Cabbages and Tobacco

Barry O'Neill

Yale School of Management, August 1995

The European Commission has been considering a ban on newspaper and magazine ads for smoking. A law like this would have a double impact on the tobacco industry: it would make it harder to recruit new smokers, and allow the industry less influence over the media. In April, Philip Morris countered with full-page ads in European magazines and papers. One proclaimed in banner print: "Pythagoras' theorem contains 24 words, Archimedes' Principle 67, the Ten Commandments 179, the Declaration of Independence 300, and recent European legislation concerning when and where you can smoke, 24,942." Lawmakers, the ad warned, have a "passion to regulate down to the finest detail of people's lives."

When officials of the Commission objected that no such law existed, Philip Morris had to explain its 24,942-word figure. It had totaled up 41 different laws in 15 different countries. Unwilling to really correct its distortion, the company changed the wording from "recent European legislation" to "recent legislation in Europe," and continued the ads in June.

Sherlock Holmes was fond of saying that the smallest details can be the most informative. Through the controversy, no one noted another false statistic in the ad -- the 300-word figure for the Declaration of Independence. In fact the Declaration has 1,322 words, not including signatures. How could a company as American as the Marlboro man come to be spreading this misinformation across Europe? The explanation for the 300-word statistic is a curious one, covering five decades of mythology against government regulation.
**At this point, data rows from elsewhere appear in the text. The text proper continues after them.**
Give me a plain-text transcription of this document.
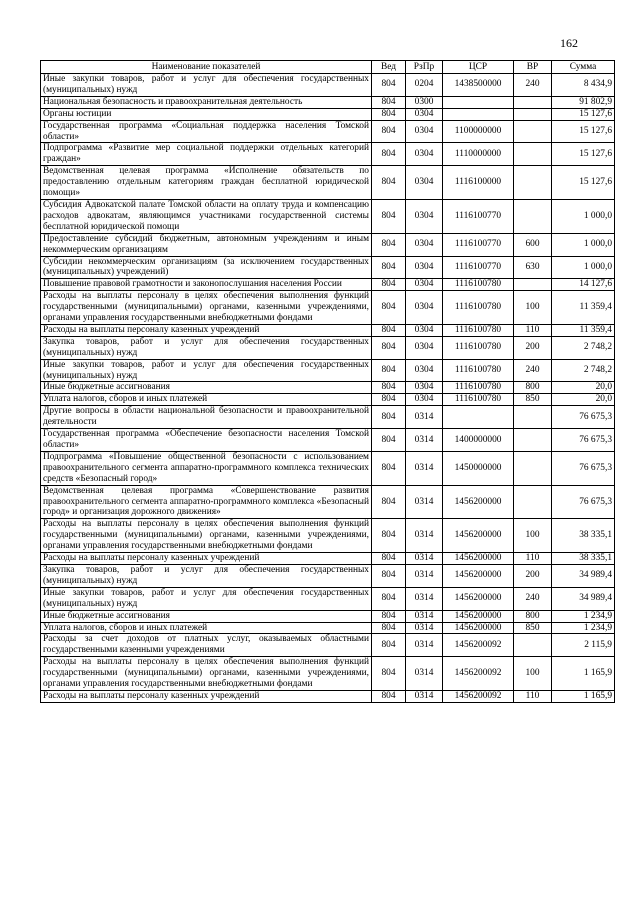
162
Наименование показателей	Вед	РзПр	ЦСР	ВР	Сумма
Иные закупки товаров, работ и услуг для обеспечения государственных (муниципальных) нужд	804	0204	1438500000	240	8 434,9
Национальная безопасность и правоохранительная деятельность	804	0300			91 802,9
Органы юстиции	804	0304			15 127,6
Государственная программа «Социальная поддержка населения Томской области»	804	0304	1100000000		15 127,6
Подпрограмма «Развитие мер социальной поддержки отдельных категорий граждан»	804	0304	1110000000		15 127,6
Ведомственная целевая программа «Исполнение обязательств по предоставлению отдельным категориям граждан бесплатной юридической помощи»	804	0304	1116100000		15 127,6
Субсидия Адвокатской палате Томской области на оплату труда и компенсацию расходов адвокатам, являющимся участниками государственной системы бесплатной юридической помощи	804	0304	1116100770		1 000,0
Предоставление субсидий бюджетным, автономным учреждениям и иным некоммерческим организациям	804	0304	1116100770	600	1 000,0
Субсидии некоммерческим организациям (за исключением государственных (муниципальных) учреждений)	804	0304	1116100770	630	1 000,0
Повышение правовой грамотности и законопослушания населения России	804	0304	1116100780		14 127,6
Расходы на выплаты персоналу в целях обеспечения выполнения функций государственными (муниципальными) органами, казенными учреждениями, органами управления государственными внебюджетными фондами	804	0304	1116100780	100	11 359,4
Расходы на выплаты персоналу казенных учреждений	804	0304	1116100780	110	11 359,4
Закупка товаров, работ и услуг для обеспечения государственных (муниципальных) нужд	804	0304	1116100780	200	2 748,2
Иные закупки товаров, работ и услуг для обеспечения государственных (муниципальных) нужд	804	0304	1116100780	240	2 748,2
Иные бюджетные ассигнования	804	0304	1116100780	800	20,0
Уплата налогов, сборов и иных платежей	804	0304	1116100780	850	20,0
Другие вопросы в области национальной безопасности и правоохранительной деятельности	804	0314			76 675,3
Государственная программа «Обеспечение безопасности населения Томской области»	804	0314	1400000000		76 675,3
Подпрограмма «Повышение общественной безопасности с использованием правоохранительного сегмента аппаратно-программного комплекса технических средств «Безопасный город»	804	0314	1450000000		76 675,3
Ведомственная целевая программа «Совершенствование развития правоохранительного сегмента аппаратно-программного комплекса «Безопасный город» и организация дорожного движения»	804	0314	1456200000		76 675,3
Расходы на выплаты персоналу в целях обеспечения выполнения функций государственными (муниципальными) органами, казенными учреждениями, органами управления государственными внебюджетными фондами	804	0314	1456200000	100	38 335,1
Расходы на выплаты персоналу казенных учреждений	804	0314	1456200000	110	38 335,1
Закупка товаров, работ и услуг для обеспечения государственных (муниципальных) нужд	804	0314	1456200000	200	34 989,4
Иные закупки товаров, работ и услуг для обеспечения государственных (муниципальных) нужд	804	0314	1456200000	240	34 989,4
Иные бюджетные ассигнования	804	0314	1456200000	800	1 234,9
Уплата налогов, сборов и иных платежей	804	0314	1456200000	850	1 234,9
Расходы за счет доходов от платных услуг, оказываемых областными государственными казенными учреждениями	804	0314	1456200092		2 115,9
Расходы на выплаты персоналу в целях обеспечения выполнения функций государственными (муниципальными) органами, казенными учреждениями, органами управления государственными внебюджетными фондами	804	0314	1456200092	100	1 165,9
Расходы на выплаты персоналу казенных учреждений	804	0314	1456200092	110	1 165,9
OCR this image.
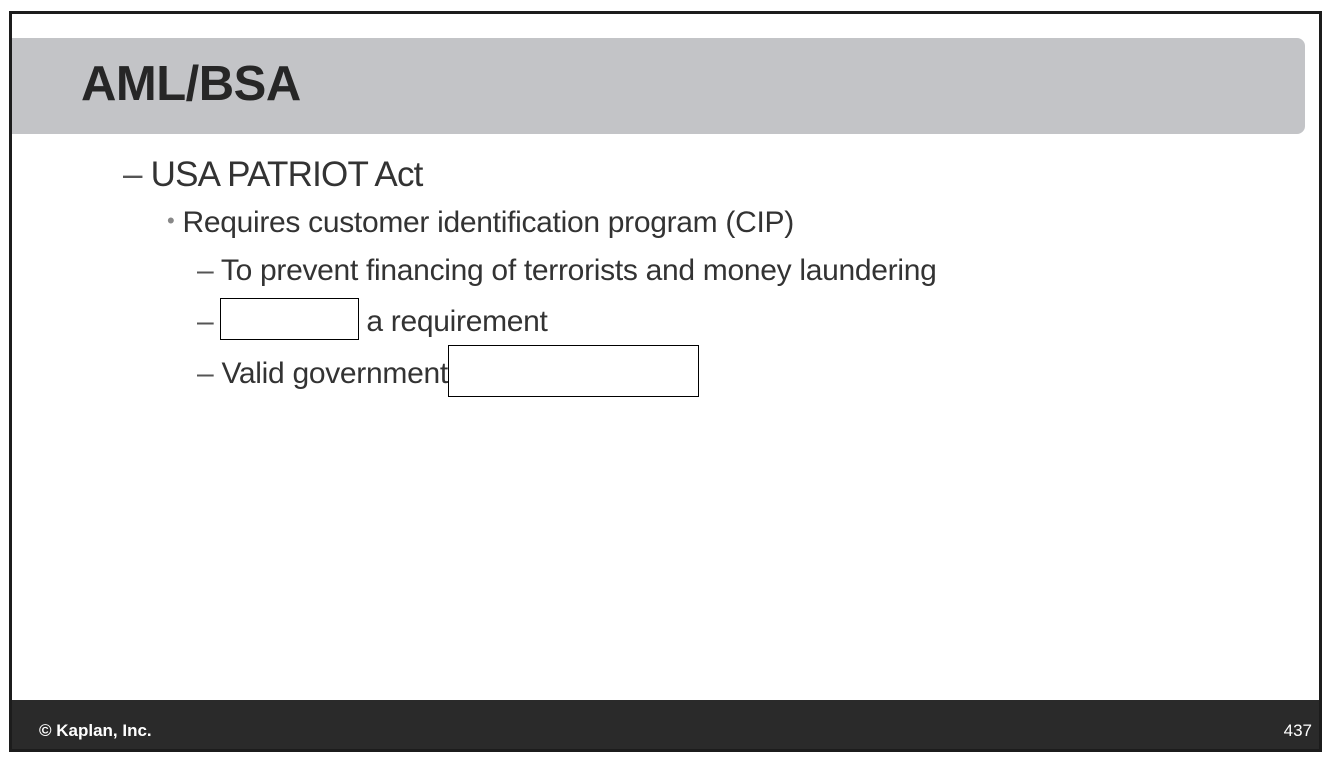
AML/BSA
– USA PATRIOT Act
• Requires customer identification program (CIP)
– To prevent financing of terrorists and money laundering
–	a requirement
– Valid government
© Kaplan, Inc.	437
Philip Morris did not construct its ad from whole cloth. Like an old folksong or joke, the ad drew on an existing theme, known to those of us who watch such phenomena as the "Great Cabbage Myth." Since the 1940's, politicians, columnists and business leaders have repeated the cabbage myth hundreds of times. Walter Winchell stated it as fact in 1952 in an attack on federal price controls during the Korean War. His version was typical: he reported that the Lord's Prayer has 56 words, the Gettysburg Address 266, the Ten Commandments 297, the Declaration of Independence 300, but a regulation issued by the Office of Price Stabilization controlling the price of cabbages required 26,911 words.

In fact the U.S. has never regulated cabbage prices. The cabbage myth was a great distortion of an actual document, a 1943 directive on cabbage seed. Holland, America's main source of the seed, had fallen to the Nazis, and a California speculator bought up the remaining supply, grown in Puget Sound. When he raised the price 800%, the Roosevelt Administration issued a directive setting a ceiling. The document had only 2,000 words, but at one point it included a definition of cabbage seed as "seed used to grow cabbage." One of the drafters wanted to omit the definition, but was told by his supervisor that all important terms must be defined. The memo came to the attention of the conservative Reader's Digest, which ridiculed it as bureaucratic verbiage.

Clare Booth Luce repeated the story occasionally in the late 1940s, but the ground became more fertile with Korean War price controls. By 1951 the regulation became attributed to Truman's Office of Price Stabilization, the list of succinct patriotic and religious documents had been added, and cabbage seed became simply cabbages. The imaginary regulation's wordcount rose ten-fold.

The cabbage myth appeared in newspapers, public speeches, and even as a quiz question on the popular radio program "Double or Nothing." In 1951 the New York Times printed a story debunking it, as other papers have done since, but it has come back each decade in a series of waves. In 1984 a deputy secretary of agriculture informed his audience of the 26,911-word directive and promised to deal with the problem. George Will and Ronald Reagan asserted it as an example of big government. In June of this year Senator Orrin Hatch of Utah, who obtained the bogus wordcounts from Congressman David MacIntosh of Indiana, recited the myth on the Senate floor.

Folk variants have sprouted. In 1977 Walter Cronkite reported as fact that a regulation involving the price of duck eggs went on for 26,911 words. In this decade, conservative leaders in England and Germany have often warned of an European Economic Community decree on caramel. The edible is new and tasty, but again, mirabile dictu, the memo is 26,911 words long.

Philip Morris's wordcount for the Declaration of Independence reveals that its ad descended from the cabbage myth. Whoever it was that elaborated on the cabbage seed regulation around 1950 made this slip, and anti-regulators have repeated the miscount since.

The story of the real cabbage seed memo indicates that it was reasonably succinct and accomplished a worthwhile purpose. Of course, the target of the cabbage myth is not one document, but government regulations in general. It belongs with a group of anti-regulation scare stories, including tales of OSHA rules that ban gum-chewing on construction projects, or require holes in water buckets to prevent drowning. The suggestion is that we should not weigh the benefits of each government regulation, case by case, but be ready to reject the whole enterprise, whether the focus is the innocent cabbage, or matters of life and health like industrial accidents and tobacco.